Yes but....
The problem with on-line as many have pointed out, is that it's full of raving nutters (like me) posting garbage.
It could be great if there were some kind of innovative online system with an inbuilt (crowdsourcing?) mechanism so the crap really does sink to the bottom and allow good ideas to see the light of day.
I would suggest some kind of "individual reputation building" mechanism for posters - the trouble is that, as implemented on some forums, it's largely skewed by number of postings so I can become a five star expert simply by responding to every other posting with some inane comments. Those with voting systems are less than perfect too, I can be sufficiently persuasive and one-sided to get other idiots to support my "Daily Mail readers" world view and get positive votes for my inanities or maybe I can trigger the "John Sergeant" Strictly Come Dancing effect to my benefit.
My own ideas in respect of legislation are:
1. Always build in escape routes to allow (require?) application of common sense, there never was and never will be a foolproof catch-all piece of legislation, not even the ten commandments. The example I really loved was when David Blunkett was challenged to demonstrate that the drive to remove illegal immigrants was effective. He chose to highlight the case of a woman in her 50s, married to a Brit, lived here since a few months old, had british born kids, had worked and paid tax here all her life but when her parents brought her here from USA as a baby they failed to complete the formalities. When she finally applied for a passport she discovered she was an illegal immigrant. That was Blunkett trumpeted success at identifying and deporting illegals. (She got to within 24 hours of deportation before her own MPs intervention and press coverage eventually forced Govt to apply common sense).

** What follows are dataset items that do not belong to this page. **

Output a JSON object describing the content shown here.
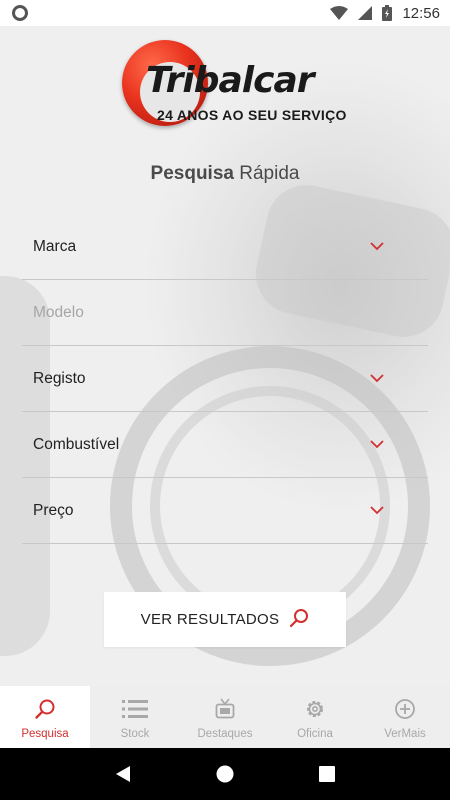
{
  "status_bar": {
    "time": "12:56"
  },
  "logo": {
    "name": "Tribalcar",
    "tagline": "24 ANOS AO SEU SERVIÇO"
  },
  "page_title": {
    "bold": "Pesquisa",
    "regular": " Rápida"
  },
  "form": {
    "fields": [
      {
        "label": "Marca",
        "placeholder": false,
        "has_dropdown": true
      },
      {
        "label": "Modelo",
        "placeholder": true,
        "has_dropdown": false
      },
      {
        "label": "Registo",
        "placeholder": false,
        "has_dropdown": true
      },
      {
        "label": "Combustível",
        "placeholder": false,
        "has_dropdown": true
      },
      {
        "label": "Preço",
        "placeholder": false,
        "has_dropdown": true
      }
    ],
    "submit_label": "VER RESULTADOS"
  },
  "bottom_nav": {
    "items": [
      {
        "label": "Pesquisa",
        "icon": "search-icon",
        "active": true
      },
      {
        "label": "Stock",
        "icon": "list-icon",
        "active": false
      },
      {
        "label": "Destaques",
        "icon": "tv-icon",
        "active": false
      },
      {
        "label": "Oficina",
        "icon": "gear-icon",
        "active": false
      },
      {
        "label": "VerMais",
        "icon": "plus-circle-icon",
        "active": false
      }
    ]
  },
  "colors": {
    "accent": "#d32f2f",
    "logo_red": "#e8321e",
    "nav_inactive": "#a8a8a8"
  }
}
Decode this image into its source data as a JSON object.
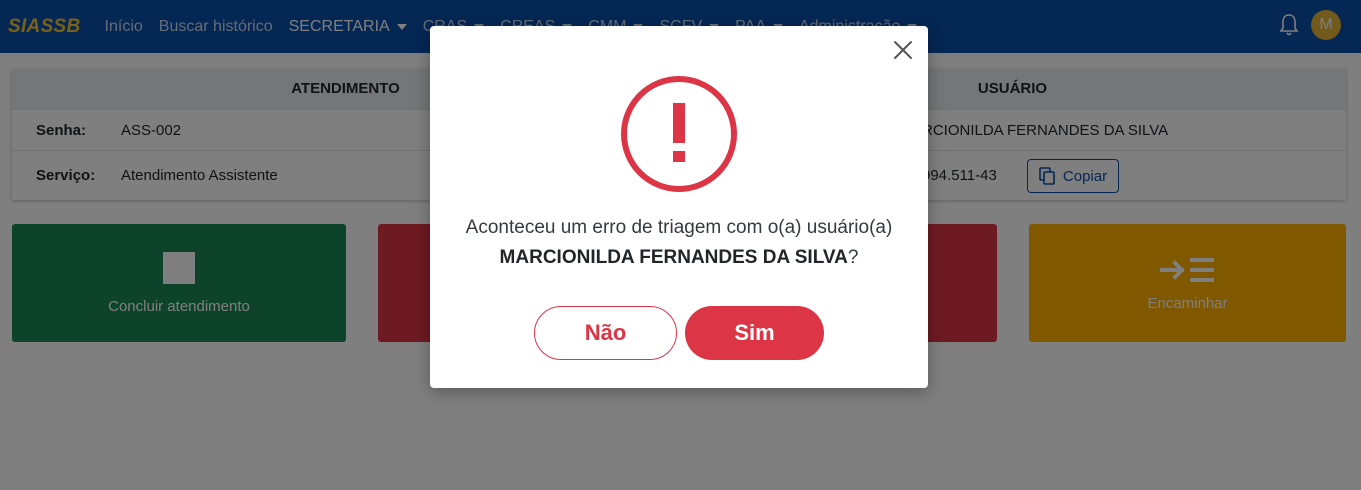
{
  "navbar": {
    "brand": "SIASSB",
    "items": [
      {
        "label": "Início",
        "dropdown": false
      },
      {
        "label": "Buscar histórico",
        "dropdown": false
      },
      {
        "label": "SECRETARIA",
        "dropdown": true
      },
      {
        "label": "CRAS",
        "dropdown": true
      },
      {
        "label": "CREAS",
        "dropdown": true
      },
      {
        "label": "CMM",
        "dropdown": true
      },
      {
        "label": "SCFV",
        "dropdown": true
      },
      {
        "label": "PAA",
        "dropdown": true
      },
      {
        "label": "Administração",
        "dropdown": true
      }
    ],
    "active_item": "SECRETARIA",
    "avatar_letter": "M",
    "bell_icon": "bell-icon"
  },
  "info": {
    "header_left": "ATENDIMENTO",
    "header_right": "USUÁRIO",
    "senha_label": "Senha:",
    "senha_value": "ASS-002",
    "servico_label": "Serviço:",
    "servico_value": "Atendimento Assistente",
    "user_name_partial": "RCIONILDA FERNANDES DA SILVA",
    "cpf_partial": "994.511-43",
    "copy_label": "Copiar"
  },
  "tiles": {
    "conclude_label": "Concluir atendimento",
    "forward_label": "Encaminhar"
  },
  "modal": {
    "message_line1": "Aconteceu um erro de triagem com o(a) usuário(a)",
    "user_name": "MARCIONILDA FERNANDES DA SILVA",
    "question_mark": "?",
    "no_label": "Não",
    "yes_label": "Sim"
  },
  "colors": {
    "navbar": "#0b4fa8",
    "brand": "#f2c230",
    "danger": "#dc3545",
    "success": "#198754",
    "warning": "#ffb000",
    "avatar": "#e3b534"
  }
}
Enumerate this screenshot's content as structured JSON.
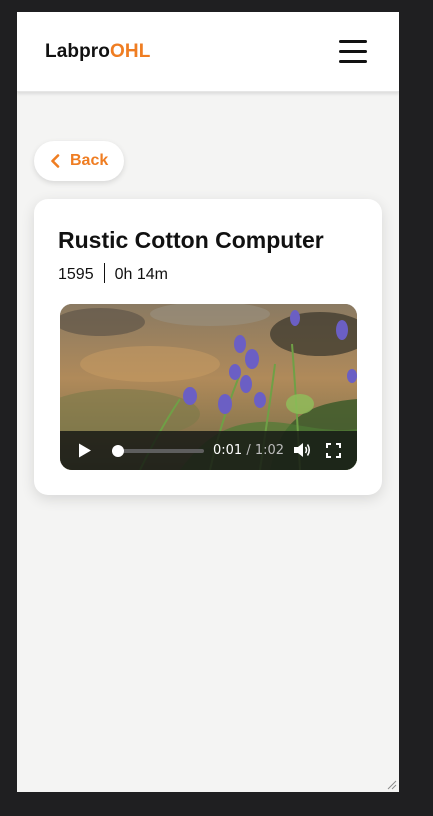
{
  "header": {
    "brand_prefix": "Labpro",
    "brand_suffix": "OHL",
    "brand_accent_color": "#ef7d22",
    "menu_icon": "hamburger-menu-icon"
  },
  "back": {
    "label": "Back",
    "icon": "chevron-left-icon"
  },
  "card": {
    "title": "Rustic Cotton Computer",
    "code": "1595",
    "duration": "0h 14m"
  },
  "video": {
    "current_time": "0:01",
    "separator": " / ",
    "total_time": "1:02",
    "progress_fraction": 0.016,
    "play_icon": "play-icon",
    "volume_icon": "volume-icon",
    "fullscreen_icon": "fullscreen-icon"
  }
}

2. The language of the law has (largely) moved from Latin to English but such obscure English ordinary people and the police just don't understand it and even a simple law like "Do not kill" now takes an entire library of complications. The law might as well still be in Latin. Why not move to a structured formalised legislation-drafting language not unlike a computer programming language where at each decision point all possibilities should be handled but with error trapping for unanticipated conditions. All inputs validated, all outputs subject to bounds checks (as close as computers can get to common sense).